The level of aggregation:
Home Energy Affordability Gap data can be aggregated for any geographical area made up of counties or zipcodes.
For example, Home Energy Affordability Gap analyses have been prepared for:

  •  Individual state House and state Senate districts within a state,
  •  Congressional Districts within a state,
  •  The service territory of a specific public utility, and
  •  Census Divisions within the United States.

Winter Rate Discounts

Justifying Low-Income Winter Discounts
Advocates often argue that existing sources of energy assistance are insufficient, and that additional funding from states or individual utilities is merited. The Home Energy Affordability Gap analysis can isolate specific utility territories to determine the total affordability shortfall and provide a basis to compare that shortfall with existing sources of energy assistance.

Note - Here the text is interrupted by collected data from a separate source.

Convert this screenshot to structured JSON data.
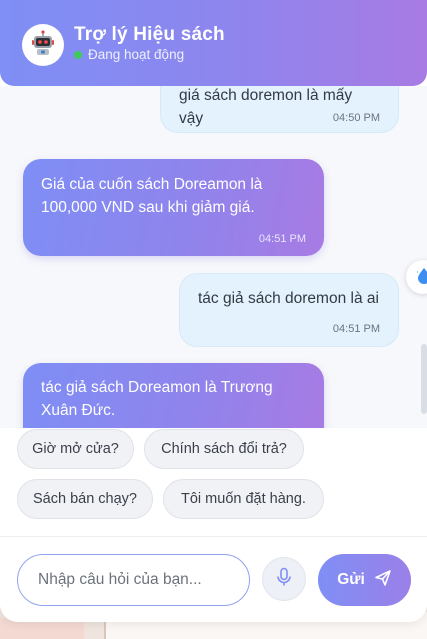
{
  "header": {
    "title": "Trợ lý Hiệu sách",
    "status": "Đang hoạt động",
    "status_color": "#3ccb5b",
    "avatar_icon": "robot-icon",
    "gradient": [
      "#7f8ff5",
      "#a77be3"
    ]
  },
  "messages": [
    {
      "sender": "user",
      "text": "giá sách doremon là mấy vậy",
      "time": "04:50 PM"
    },
    {
      "sender": "bot",
      "text": "Giá của cuốn sách Doreamon là 100,000 VND sau khi giảm giá.",
      "time": "04:51 PM"
    },
    {
      "sender": "user",
      "text": "tác giả sách doremon là ai",
      "time": "04:51 PM"
    },
    {
      "sender": "bot",
      "text": "tác giả sách Doreamon là Trương Xuân Đức.",
      "time": ""
    }
  ],
  "suggestions": [
    "Giờ mở cửa?",
    "Chính sách đổi trả?",
    "Sách bán chạy?",
    "Tôi muốn đặt hàng."
  ],
  "input": {
    "placeholder": "Nhập câu hỏi của bạn...",
    "value": ""
  },
  "mic_icon": "microphone-icon",
  "send": {
    "label": "Gửi",
    "icon": "send-arrow-icon"
  },
  "colors": {
    "user_bubble": "#e3f2fd",
    "accent": "#8c86ee"
  }
}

Informing Local Officials of Local Home Energy Needs
Whether advocating for increased energy assistance funding, or reviewing the impacts on local affordable housing programs, the Home Energy Affordability Gap analysis helps local officials determine the individual and aggregate Affordability Gap, as well as the Gap by different levels of Poverty for their specific community. Local Home Energy Affordability Gap data and analyses can also be used to prepare (or comment upon) local and state Consolidated Plans.

Dollars and more dollars

Quantifying Impact of Price Changes for Specific Fuels
When Maryland electric prices increased, and when Michigan gas prices increased, policymakers and advocates were interested in documenting the impact on low-income households. The Home Energy Affordability Gap allows for an assessment of individual and aggregate impacts given different levels of price increases.

Relating Utility Arrears/Disconnects with Energy Burdens
While many people believe that increasing energy prices result in spiraling rates of utility arrears and, ultimately, utility service disconnections, there is remarkedly little empirical documentation of this relationship. The Home Energy Affordability Gap analysis allows stakeholders in any state (or other geographic area) to empirically document the relationship between arrears, disconnects and changes in Home Energy Burdens and the total Home Energy Affordability Gap.

Fair Market Rents

Setting Levels of UTILITY Rate Assistance
When state legislatures or utility commissions consider low-income assistance programs, the level of need is a key question in making budget decisions. The Home Energy Affordability Gap analysis can document that level of need under varying assumptions of fuel prices, changes in income, and participation rates.

Assessing Cost-of-Living for Families (with children)
Community-based service providers must often demonstrate the poverty needs in their community when seeking either public or private program funding (whether that funding is for energy, housing, food or some other service). The Home Energy Affordability Gap analysis can help community-based organizations document the income shortfall given high and increasing energy prices on a state, county or local basis.

Distributing limited dollars

Moving Resources Between Programs
One question frequently faced by energy program administrators is whether to spend money on weatherization or cash assistance. The Home Energy Affordability Gap analysis allows for a calculation of the impact on the overall affordability of energy assuming that consumption is reduced by x% through weatherization. This can be compared to improvements in affordability based on the distribution of cash assistance.

Distributing Energy Assistance Dollars
When existing energy assistance dollars are distributed, program managers must decide who gets how much. The Home Energy Affordability Gap analysis can be used to determine where the need lies, by geographic area, fuel type, and Poverty Level.